In recent years, the adoption of the Linux operating system into the desktop and server markets has increased at a nearly exponential rate. Linux has begun to fill many of the roles previously occupied by other operating systems. Linux is now being installed on many servers and other utility machines performing such tasks as CGI or CAD. These systems, as well as many modern desktop systems, typically contain multiple processors or processors containing multiple cores. In a recent paper (Lindsley, Rick. The New 2.6 Scheduler, Linux Journal, March 2004.), Rick Lindsley examines the flaws in the 2.4 Linux kernel scheduler, and the differences between scheduler in the 2.4 series kernels, and the 2.6 series.

In the 2.6 series of kernels, there are some fundamental differences in the way the scheduler works, when compared to the 2.4 series predecessors. This is a result of Linux’s increasing usage in symmetric multi-processing (SMP) environments. Due to certain architectural flaws, the 2.4 series scheduler was unable to scale well to SMP environments.

The 2.4 Series Scheduler

To properly understand the problem which faced the kernel engineers, one needs to have an understanding of the operation of the scheduler in the 2.4 series kernels.
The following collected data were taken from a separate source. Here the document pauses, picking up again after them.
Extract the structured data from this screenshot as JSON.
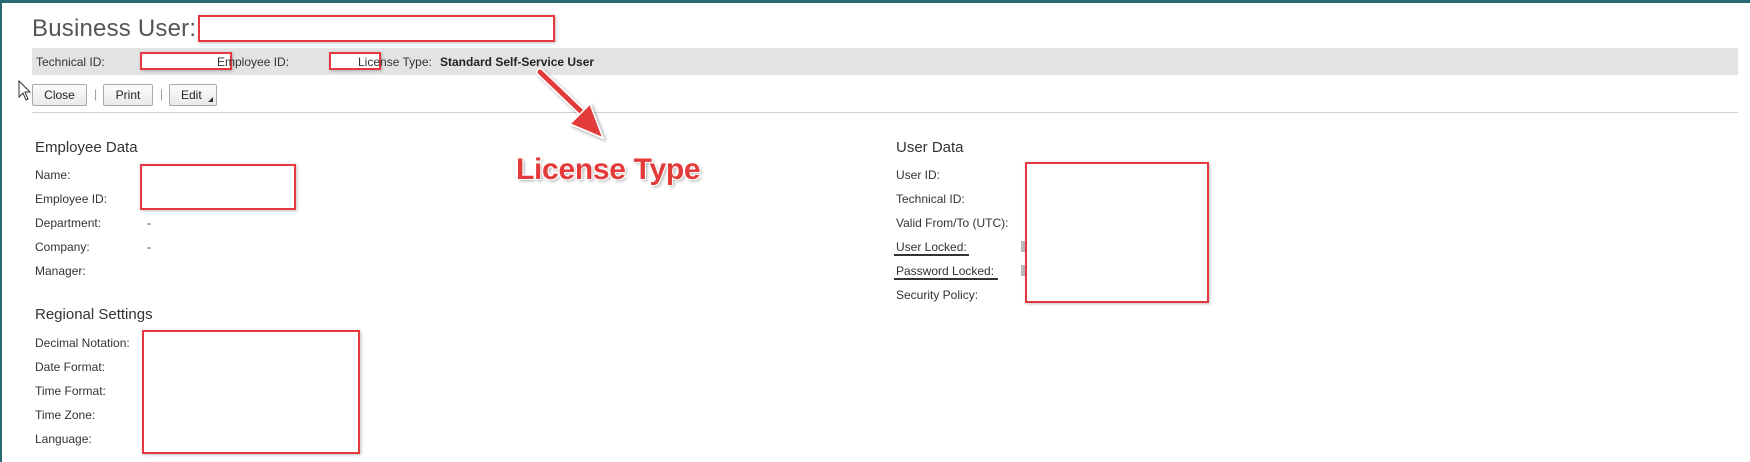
{
  "header": {
    "title": "Business User:"
  },
  "info_bar": {
    "technical_id_label": "Technical ID:",
    "employee_id_label": "Employee ID:",
    "license_type_label": "License Type:",
    "license_type_value": "Standard Self-Service User"
  },
  "toolbar": {
    "close_label": "Close",
    "print_label": "Print",
    "edit_label": "Edit",
    "separator": "|"
  },
  "annotation": {
    "text": "License Type",
    "color": "#e33a3a"
  },
  "employee_data": {
    "title": "Employee Data",
    "fields": [
      {
        "label": "Name:",
        "value": ""
      },
      {
        "label": "Employee ID:",
        "value": ""
      },
      {
        "label": "Department:",
        "value": "-"
      },
      {
        "label": "Company:",
        "value": "-"
      },
      {
        "label": "Manager:",
        "value": ""
      }
    ]
  },
  "regional_settings": {
    "title": "Regional Settings",
    "fields": [
      {
        "label": "Decimal Notation:"
      },
      {
        "label": "Date Format:"
      },
      {
        "label": "Time Format:"
      },
      {
        "label": "Time Zone:"
      },
      {
        "label": "Language:"
      }
    ]
  },
  "user_data": {
    "title": "User Data",
    "fields": [
      {
        "label": "User ID:"
      },
      {
        "label": "Technical ID:"
      },
      {
        "label": "Valid From/To (UTC):"
      },
      {
        "label": "User Locked:"
      },
      {
        "label": "Password Locked:"
      },
      {
        "label": "Security Policy:"
      }
    ]
  },
  "colors": {
    "redaction_border": "#e8383f",
    "info_bar_bg": "#e3e3e3",
    "frame": "#2a6b73"
  }
}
The scheduler of the 2.4 series kernels was of exceptionally simple design. The processes are all stored on a single list, termed the ‘tasklist’. The tasklist is an unsorted linked list containing process references. Each process reference contains relevant process description and control information, as well as what is termed the ‘goodness rating’. The goodness rating determined the priority of a process and was the criteria by which a process was selected for running.

There were four main factors influencing the goodness rating:

  1. The primary ‘goodness’ factor was the number of allocated clock ticks remaining to a process. Upon being given processor resources, a process is allocated a certain number of clock cycles for which it is given control of the resource. If a process gives up the processor to wait for I/O, or is interrupted involuntarily, the process is awarded with increased ‘goodness’ when it is again ready to be processed.
  2. By using a certain system call, processes could advise the scheduler that they would like to remain on the current processor, even if another should open up first. This is called CPU affinity. This is done because it is expensive to move large amounts of memory between processes.
  3. User priority can be set by a root user using the ‘nice’ command. This allows a process’ priority to be elevated or lowered by a large range.
  4. Whether or not the process is a real time process influenced the priority greatly. This ensured that real time tasks could consistently reach their deadlines.
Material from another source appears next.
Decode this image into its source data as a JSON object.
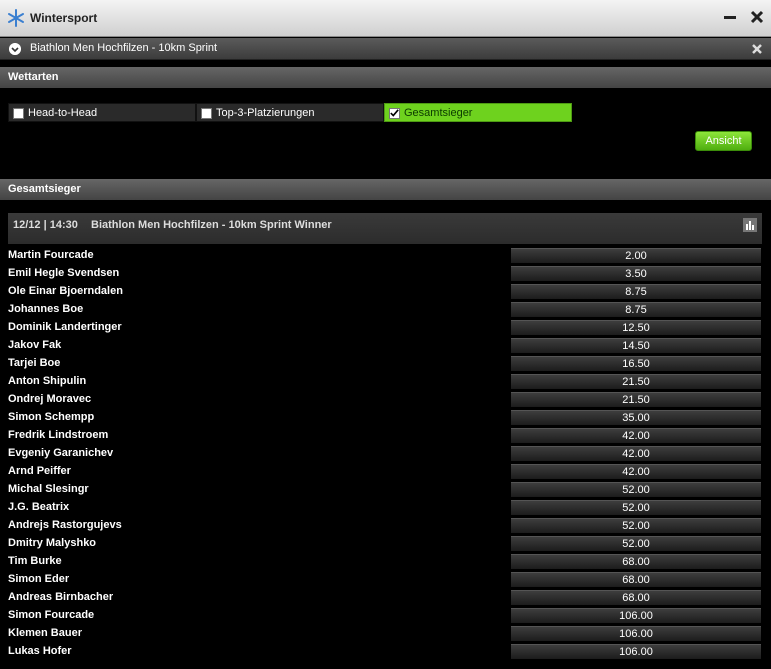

In order to chose a process to run, the scheduler would examine the tasklist, visiting each process within the list, and select the process with the highest goodness rating. Because the list was not ordered in any way, this operation was always O(n) in the best case.

This system worked fairly well for single-cored single-processor machines, which were common during the majority of the life cycle of the 2.4 series kernels. In 2001 when work began on the 2.5 series of experimental kernels, the kernel engineering community began to notice that their kernel was now being run on a large percentage of multi-processor or multi-cored machines, and that the 2.4 series scheduler did not scale well to meet the increased complexities.